BACKGROUND: Thrombocytopenia with absent radii syndrome is defined by bilateral radius aplasia and thrombocytopenia. Due to impaired thrombopoietin signaling there are only few bone marrow megakaryocytes and these are immature; the resulting platelet production defect improves somewhat over time. A microdeletion on chromosome 1q21 is present in all patients but is not sufficient to form thrombocytopenia with absent radii syndrome. We aimed to refine the signaling defect in this syndrome. DESIGN AND METHODS: We report an extended study of 23 pediatric and adult patients suffering from thrombocytopenia with absent radii syndrome in order to scrutinize thrombopoietin signal transduction by immunoblotting and gel electrophoretic shift assays. In addition, platelet immunotyping and reactivity were analyzed by flow cytometry. Results were correlated with clinical data including age and platelet counts. RESULTS: Two distinct signaling patterns were identified. Juvenile patients showed abrogated thrombopoietin signaling (pattern #1), which is restored in adults (pattern #2). Phosphorylated Jak2 was indicative of activation of STAT1, 3 and 5, Tyk2, ERK, and Akt, showing its pivotal role in distinct thrombopoietin-dependent pathways. Jak2 cDNA was not mutated and the thrombopoietin receptor was present on platelets. All platelets of patients expressed normal levels of CD41/61, CD49b, and CD49f receptors, while CD42a/b and CD29 were slightly reduced and the fibronectin receptor CD49e markedly reduced. Lysosomal granule release in response to thrombin receptor activating peptide was diminished. CONCLUSIONS: We show a combined defect of platelet production and function in thrombocytopenia with absent radii syndrome. The rise in platelets that most patients have during the first years of life preceded the restored thrombopoietin signaling detected at a much later age, implying that these events are uncoupled and that an unknown factor mediates the improvement of platelet production.

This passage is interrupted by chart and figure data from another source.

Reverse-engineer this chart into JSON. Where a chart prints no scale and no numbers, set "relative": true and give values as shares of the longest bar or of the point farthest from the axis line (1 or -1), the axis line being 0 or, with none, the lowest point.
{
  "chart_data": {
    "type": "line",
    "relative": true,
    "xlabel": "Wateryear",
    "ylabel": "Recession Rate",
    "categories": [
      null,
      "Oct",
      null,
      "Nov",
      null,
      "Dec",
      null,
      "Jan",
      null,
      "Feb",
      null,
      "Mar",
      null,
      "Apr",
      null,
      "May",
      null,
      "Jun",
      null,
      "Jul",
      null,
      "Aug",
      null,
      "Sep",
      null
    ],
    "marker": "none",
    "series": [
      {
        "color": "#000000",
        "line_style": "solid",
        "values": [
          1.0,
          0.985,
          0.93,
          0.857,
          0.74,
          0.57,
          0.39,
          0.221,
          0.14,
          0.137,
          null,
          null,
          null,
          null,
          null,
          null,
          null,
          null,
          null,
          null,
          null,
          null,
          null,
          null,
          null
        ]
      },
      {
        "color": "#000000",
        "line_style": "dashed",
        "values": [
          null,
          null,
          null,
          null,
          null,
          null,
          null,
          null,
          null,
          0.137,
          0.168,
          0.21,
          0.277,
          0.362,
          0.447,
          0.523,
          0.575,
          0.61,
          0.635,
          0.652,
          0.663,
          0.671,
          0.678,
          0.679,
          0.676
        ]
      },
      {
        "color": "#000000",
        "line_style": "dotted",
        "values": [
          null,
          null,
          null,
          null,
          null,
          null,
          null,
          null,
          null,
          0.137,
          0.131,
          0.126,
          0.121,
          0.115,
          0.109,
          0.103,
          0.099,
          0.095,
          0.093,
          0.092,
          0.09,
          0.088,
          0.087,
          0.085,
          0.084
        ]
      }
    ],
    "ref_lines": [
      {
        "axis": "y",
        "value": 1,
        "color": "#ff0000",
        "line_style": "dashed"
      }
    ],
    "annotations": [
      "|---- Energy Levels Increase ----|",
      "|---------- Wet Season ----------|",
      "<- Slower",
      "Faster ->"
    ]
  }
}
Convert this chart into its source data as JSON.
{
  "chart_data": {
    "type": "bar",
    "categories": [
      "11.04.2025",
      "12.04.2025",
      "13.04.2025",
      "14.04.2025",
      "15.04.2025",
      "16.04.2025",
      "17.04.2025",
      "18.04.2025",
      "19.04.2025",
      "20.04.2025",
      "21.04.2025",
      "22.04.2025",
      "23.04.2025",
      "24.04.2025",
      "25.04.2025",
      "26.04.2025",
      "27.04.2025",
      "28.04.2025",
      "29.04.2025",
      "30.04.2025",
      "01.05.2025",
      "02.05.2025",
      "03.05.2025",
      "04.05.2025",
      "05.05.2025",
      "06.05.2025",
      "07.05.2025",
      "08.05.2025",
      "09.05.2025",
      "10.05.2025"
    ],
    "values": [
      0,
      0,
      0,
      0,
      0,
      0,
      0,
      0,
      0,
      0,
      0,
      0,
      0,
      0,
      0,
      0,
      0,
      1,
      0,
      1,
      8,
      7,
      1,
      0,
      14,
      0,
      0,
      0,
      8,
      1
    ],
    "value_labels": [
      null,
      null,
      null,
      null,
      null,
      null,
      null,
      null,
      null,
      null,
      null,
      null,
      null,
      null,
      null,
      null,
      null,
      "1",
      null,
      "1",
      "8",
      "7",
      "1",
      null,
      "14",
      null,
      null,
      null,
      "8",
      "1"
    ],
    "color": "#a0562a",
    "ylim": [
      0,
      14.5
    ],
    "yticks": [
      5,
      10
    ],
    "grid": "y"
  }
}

The microtubule modulator RanBP10 plays a critical role in regulation of platelet discoid shape and degranulation.

Terminally mature megakaryocytes undergo dramatic cellular reorganization to produce hundreds of virtually identical platelets. A hallmark feature of this process is the generation of an elaborate system of branched protrusions called proplatelets. We recently identified RanBP10 as a tubulin-binding protein that is concentrated along polymerized microtubules in mature megakaryocytes. RanBP10 depletion in vitro caused the disturbance of polymerized filaments. Here we study the function of RanBP10 in vivo by generating deficient mice using a gene-trap approach. Mutant mice show normal platelet counts, and fetal liver-derived megakaryocytes reveal only slightly reduced proplatelet formation. However, ultrastructural analysis unveiled a significantly increased geometric axis ratio for resting platelets, and many platelets exhibited disorders in microtubule filament numbers and localization. Mutant mice showed a markedly prolonged bleeding time. Granule release, a process that depends on internal contraction of the microtubule marginal coil, also was reduced. Flow cytometry analysis revealed reduced expression of CD62P and CD63 after PAR4-peptide stimulation. These data suggest that RanBP10 plays an essential role in hemostasis and in maintaining microtubule dynamics with respect to both platelet shape and function.